Ever since I started following politics I've been greatly disappointed. I had heard stories about the great politicians who were able to either work behind the scenes unnoticed, or able to drum up enough public support that nobody would dare oppose them (or, like Churchill, Goldwater and Reagan, waited for country to change its mind about what was reasonable and what was insane). Most of my disappointment with politics right now has to do with watching blundering fools who think they are cold and calculating. Seriously, most of the schemes coming out of Congress are as tactful as a five-year-old closing his eyes and thinking nobody can see him.
Did Congress really just pass a non-binding bill opposed to holding land that the military captures so that the enemy doesn't recapture it? And were the key players actually surprised that everyone -- both their supporters and their opponents -- everyone responded with a yawn?
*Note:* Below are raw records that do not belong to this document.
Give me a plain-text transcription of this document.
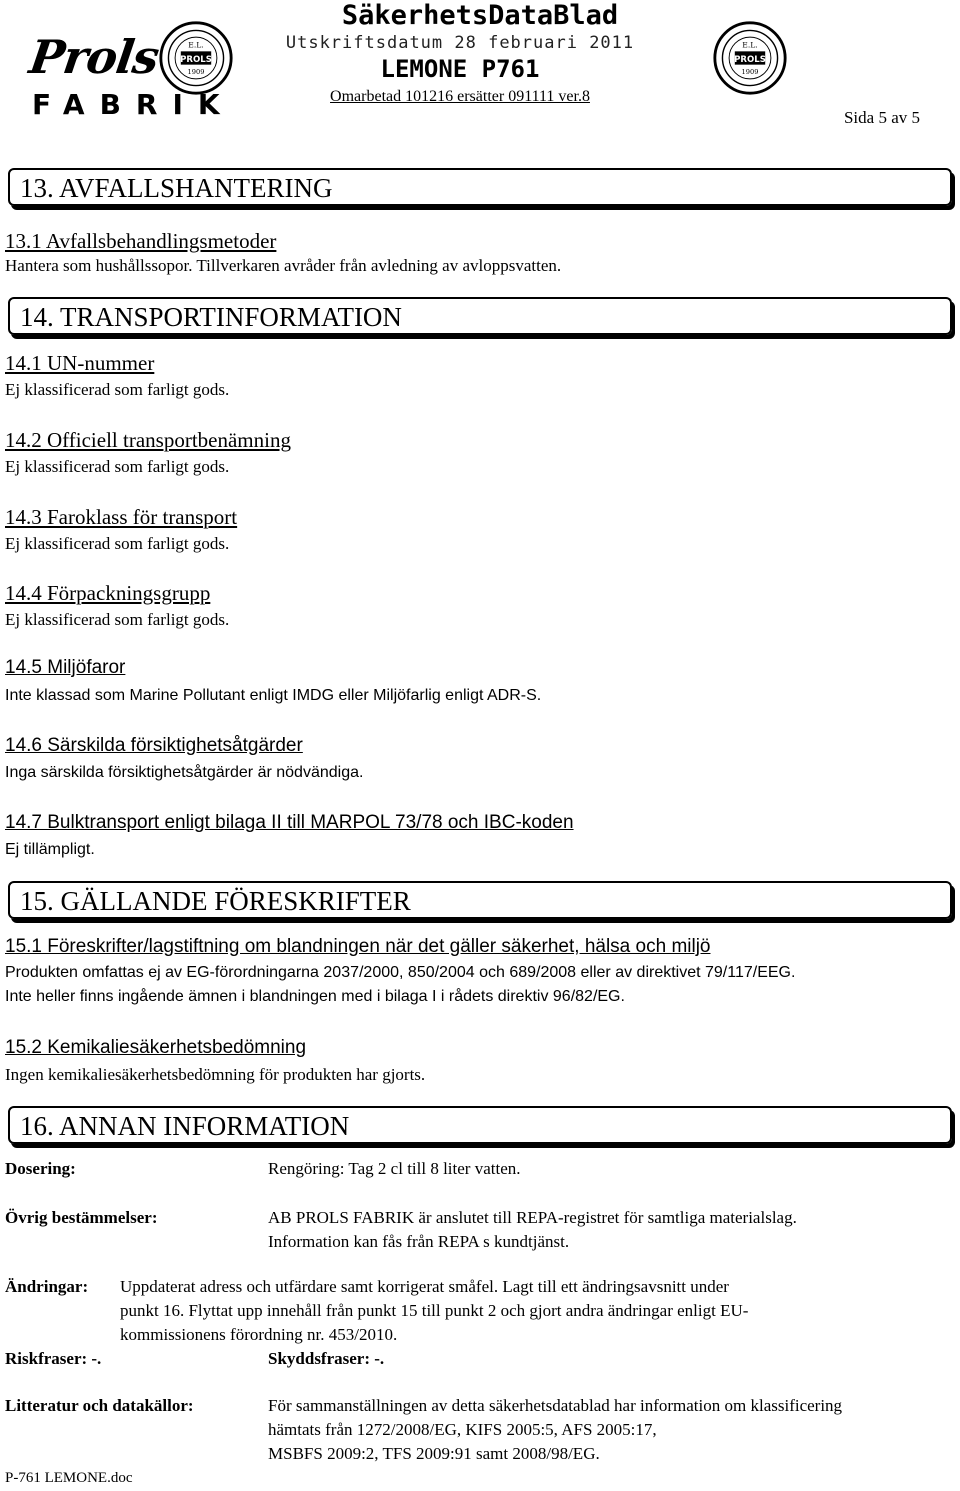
Prols
FABRIK
E.L.
PROLS
1909
E.L.
PROLS
1909
SäkerhetsDataBlad
Utskriftsdatum 28 februari 2011
LEMONE P761
Omarbetad 101216 ersätter 091111 ver.8
Sida 5 av 5
13. AVFALLSHANTERING
13.1 Avfallsbehandlingsmetoder
Hantera som hushållssopor. Tillverkaren avråder från avledning av avloppsvatten.
14. TRANSPORTINFORMATION
14.1 UN-nummer
Ej klassificerad som farligt gods.
14.2 Officiell transportbenämning
Ej klassificerad som farligt gods.
14.3 Faroklass för transport
Ej klassificerad som farligt gods.
14.4 Förpackningsgrupp
Ej klassificerad som farligt gods.
14.5 Miljöfaror
Inte klassad som Marine Pollutant enligt IMDG eller Miljöfarlig enligt ADR-S.
14.6 Särskilda försiktighetsåtgärder
Inga särskilda försiktighetsåtgärder är nödvändiga.
14.7 Bulktransport enligt bilaga II till MARPOL 73/78 och IBC-koden
Ej tillämpligt.
15. GÄLLANDE FÖRESKRIFTER
15.1 Föreskrifter/lagstiftning om blandningen när det gäller säkerhet, hälsa och miljö
Produkten omfattas ej av EG-förordningarna 2037/2000, 850/2004 och 689/2008 eller av direktivet 79/117/EEG.
Inte heller finns ingående ämnen i blandningen med i bilaga I i rådets direktiv 96/82/EG.
15.2 Kemikaliesäkerhetsbedömning
Ingen kemikaliesäkerhetsbedömning för produkten har gjorts.
16. ANNAN INFORMATION
Dosering:	Rengöring: Tag 2 cl till 8 liter vatten.
Övrig bestämmelser:	AB PROLS FABRIK är anslutet till REPA-registret för samtliga materialslag.
Information kan fås från REPA s kundtjänst.
Ändringar: Uppdaterat adress och utfärdare samt korrigerat småfel. Lagt till ett ändringsavsnitt under
punkt 16. Flyttat upp innehåll från punkt 15 till punkt 2 och gjort andra ändringar enligt EU-
kommissionens förordning nr. 453/2010.
Riskfraser: -.	Skyddsfraser: -.
Litteratur och datakällor:	För sammanställningen av detta säkerhetsdatablad har information om klassificering
hämtats från 1272/2008/EG, KIFS 2005:5, AFS 2005:17,
MSBFS 2009:2, TFS 2009:91 samt 2008/98/EG.
P-761 LEMONE.doc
Since that didn't work, the big "shut down the war" strategy now turns on attaching conditions to spending bills. Nancy Pelosi and Harry Reid believe they have President Bush in a catch-22. He needs money to run the war, and Congress won't give it to him unless he agrees to take with strings attached. If he vetoes their spending bills, he'll run out of cash and American soldiers will die, and he'll get blamed for it. If he signs their spending bills, he'll get the money along with a timeline.
It's painful to watch "savvy" politicians fall for their own traps. When a President gets a bill, he can sign it, he can veto it, or he can not sign it. If he doesn't sign the bill, if Congress is in session ten days later, it becomes law. Otherwise it dies (Article I, section 7, second paragraph, near the end). In this case, President Bush can refuse to sign the bill, get the money, and state that (1) he never agreed to the strings that Pelosi and Reid attached, and (2) those strings are Unconstitutional. Sorry, no catch-22.
I once wrote that the conservative Democrats combined with Republicans probably make the largest and most solid voting block in Congress today. However, Reid and Pelosi decide what gets voted on, so that voting block is somewhat limited in what it can do. Specifically, it can't propose spending bills with no strings attached unless Reid and Pelosi sign off on it. But what happens when Reid and Pelosi upset enough politicians representing informed moderate voters? A Lieberman switch in the Senate would have Republicans setting the agenda there, and a handful of switches in the House would turn Pelosi into no more than a footnote (along the lines of "the first woman Speaker, and the shortest serving Speaker"). No catch-22, and a possibility of throwing themselves out of office. I really can't believe I'm seeing this.